1. Te hace feliz

Dormir poco te arruina el día y lo sabes. Los estudios también lo han plasmado así. Así, por ejemplo, un estudio notable publicado en la revista Science, realizó un seguimiento a 909 mujeres trabajadoras. Dormir mal una sola noche afectó su felicidad tanto como una fecha límite para entregar un trabajo y tuvo un impacto aún mayor en el estado de ánimo que las diferencias de ingresos significativas en el grupo de participantes.

2. Dormir bien aumenta la resistencia física

 Con un sueño reparador nos cansamos menos y tenemos mejor resistencia aeróbica, fundamental para deportistas. Varios estudios realizados por la Universidad de Stanford (EE.UU.) confirmaron que los atletas que dormían 10 horas en período de competición mejoraban tanto sus tiempos como su resistencia física.

3. Te protege de la diabetes

La diabetes tipo 2 es una terrible enfermedad que puede provocar accidentes cerebrovasculares, amputaciones, ceguera y daño a nuestros órganos. Si estás delgado pero no duermes, también estás en riesgo. Al no dormir lo suficiente, los adultos sanos pierden su capacidad de controlar el azúcar en la sangre y, cuanto menos dormimos, es más probable que desarrollemos un problema de salud. En comparación con los adultos que duermen entre siete y ocho horas por noche, las personas que duermen seis horas tienen una probabilidad 1.7 veces mayor de desarrollar diabetes, y las personas que duermen cinco horas tienen una probabilidad 2,5 veces mayor de desarrollar diabetes.

4. Dormir bien mejora la atención

Los niños no reaccionan de la misma manera a la privación de sueño que los adultos. Según un estudio publicado en la revista Pediatrics, los niños de entre siete y ocho años que duermen menos de ocho horas tienen más probabilidades de ser hiperactivos, distraídos e impulsivos. Y es que la falta de sueño continuada puede derivar en síntomas de TDAH (Trastorno por déficit de atención con hiperactividad) en los más pequeños.

5. Te hace parecer más joven

Las personas que duermen más tienen una piel más saludable. Junto con los trastornos del estado de ánimo, dormir mal también se asocia con condiciones crónicas de la piel. Algunas investigaciones muestran que la falta de sueño, la depresión, la ansiedad y los problemas crónicos de la piel van de la mano. Un estudio publicado en la revista Dermatología Clínica y Experimental descubrió que las personas que suelen dormir siempre bien se recuperan mejor después de la exposición a la luz ultravioleta, y su piel también se recupera más rápidamente tras hacer una prueba con cinta adhesiva. También mostraron menos signos de envejecimiento.

6. Dormir bien nos hace más atractivos

El mejor tratamiento de belleza, más natural y económico es el sueño reparador. Un estudio publicado en la revista British Medical Journal demostró que las personas que duermen bien durante la noche resultan más atractivas y más saludables para los demás que las personas que duermen poco y mal.

7. Nos permite desarrollar músculo más fácilmente

Hay una razón por la que, en los entornos deportivos y de fitness, siempre se centran en la importancia del sueño. Y es que, si no duermes, no puedes desarrollar músculo. Nuestro cuerpo utiliza la mayor parte de la noche (excepto cuando está en estado REM) para sanar el daño causado a las células y tejidos cuando está despierto y tiene una actividad metabólica más activa. La falta de sueño, por otro lado, también está relacionada con la atrofia muscular.

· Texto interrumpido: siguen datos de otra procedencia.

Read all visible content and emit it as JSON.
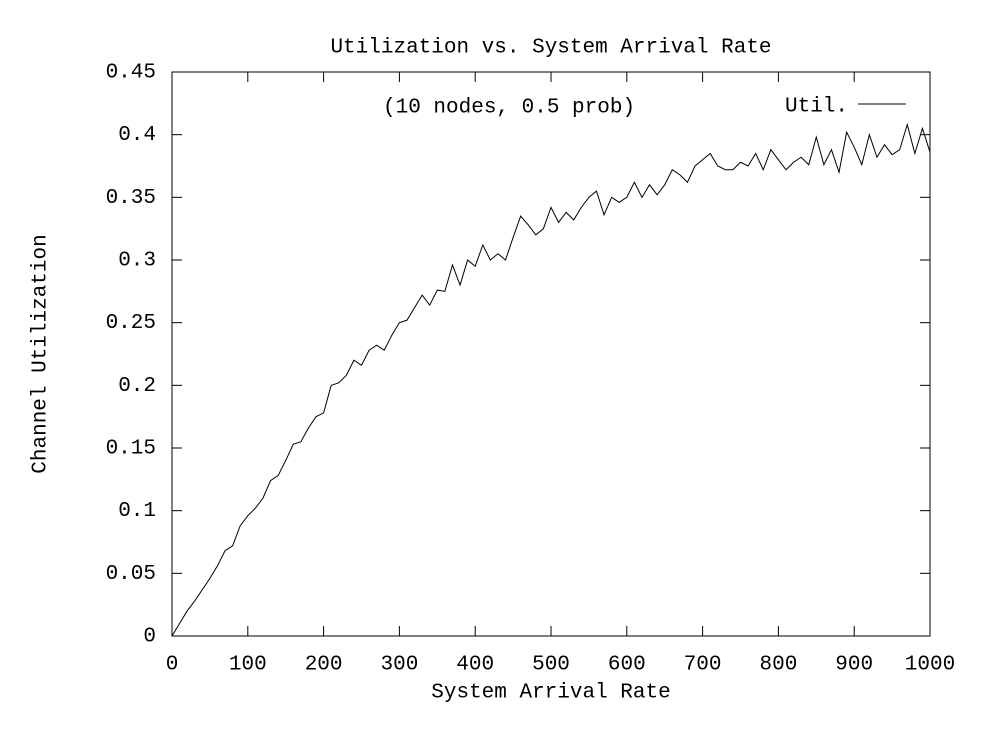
{
  "chart_data": {
    "type": "line",
    "title": "Utilization vs. System Arrival Rate",
    "xlabel": "System Arrival Rate",
    "ylabel": "Channel Utilization",
    "annotation": "(10 nodes, 0.5 prob)",
    "x": [
      0,
      10,
      20,
      30,
      40,
      50,
      60,
      70,
      80,
      90,
      100,
      110,
      120,
      130,
      140,
      150,
      160,
      170,
      180,
      190,
      200,
      210,
      220,
      230,
      240,
      250,
      260,
      270,
      280,
      290,
      300,
      310,
      320,
      330,
      340,
      350,
      360,
      370,
      380,
      390,
      400,
      410,
      420,
      430,
      440,
      450,
      460,
      470,
      480,
      490,
      500,
      510,
      520,
      530,
      540,
      550,
      560,
      570,
      580,
      590,
      600,
      610,
      620,
      630,
      640,
      650,
      660,
      670,
      680,
      690,
      700,
      710,
      720,
      730,
      740,
      750,
      760,
      770,
      780,
      790,
      800,
      810,
      820,
      830,
      840,
      850,
      860,
      870,
      880,
      890,
      900,
      910,
      920,
      930,
      940,
      950,
      960,
      970,
      980,
      990,
      1000
    ],
    "series": [
      {
        "name": "Util.",
        "color": "#000000",
        "values": [
          0,
          0.01,
          0.02,
          0.028,
          0.037,
          0.046,
          0.056,
          0.068,
          0.072,
          0.088,
          0.096,
          0.102,
          0.11,
          0.124,
          0.128,
          0.14,
          0.153,
          0.155,
          0.166,
          0.175,
          0.178,
          0.2,
          0.202,
          0.208,
          0.22,
          0.216,
          0.228,
          0.232,
          0.228,
          0.24,
          0.25,
          0.252,
          0.262,
          0.272,
          0.264,
          0.276,
          0.275,
          0.296,
          0.28,
          0.3,
          0.295,
          0.312,
          0.3,
          0.305,
          0.3,
          0.318,
          0.335,
          0.328,
          0.32,
          0.325,
          0.342,
          0.33,
          0.338,
          0.332,
          0.342,
          0.35,
          0.355,
          0.336,
          0.35,
          0.346,
          0.35,
          0.362,
          0.35,
          0.36,
          0.352,
          0.36,
          0.372,
          0.368,
          0.362,
          0.375,
          0.38,
          0.385,
          0.375,
          0.372,
          0.372,
          0.378,
          0.375,
          0.385,
          0.372,
          0.388,
          0.38,
          0.372,
          0.378,
          0.382,
          0.376,
          0.398,
          0.376,
          0.388,
          0.37,
          0.402,
          0.39,
          0.376,
          0.4,
          0.382,
          0.392,
          0.384,
          0.388,
          0.408,
          0.385,
          0.405,
          0.386
        ]
      }
    ],
    "xlim": [
      0,
      1000
    ],
    "xticks": [
      0,
      100,
      200,
      300,
      400,
      500,
      600,
      700,
      800,
      900,
      1000
    ],
    "ylim": [
      0,
      0.45
    ],
    "yticks": [
      0,
      0.05,
      0.1,
      0.15,
      0.2,
      0.25,
      0.3,
      0.35,
      0.4,
      0.45
    ],
    "legend": "top-right"
  }
}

8. Dormir bien protege el corazón

Existen varios estudios que avalan la teoría de que las personas con falta de sueño continuo (insomnio) tienen tres veces más posibilidades de sufrir una insuficiencia cardíaca que los que duermen bien a diario. Una de las investigaciones, publicada en la revista European Heart Journal, encontró que el insomnio aumentaba los niveles en sangre de las hormonas del estrés. Esto a su vez incrementaba la tensión arterial, la frecuencia cardiaca y también el colesterol, todos ellos factores de riesgo para nuestra salud cardiovascular.

9. Dormir bien incrementa la creatividad

Según la Fundación Española del Corazón, cuando el cerebro está descansado y la producción de hormonas es equilibrada, nuestra memoria funciona mucho más eficientemente; esta circunstancia provoca que nuestra imaginación se dispare y nos vuelva más creativos.

10. Dormir bien mejora el sistema inmunológico

Una investigación de la Universidad Carnegie Mellon (EE.UU.) concluyó que las personas que duermen menos de siete horas al día son tres veces más propensas a resfriarse que las que duermen ocho horas o más. Así pues, no dormir lo suficiente debilita nuestro sistema inmunológico y dormir bien lo impulsa. Todo esto ocurre porque durante el tiempo de sueño el sistema inmunitario aprovecha para regenerarse y así poder luchar con eficacia contra contra las toxinas y los gérmenes.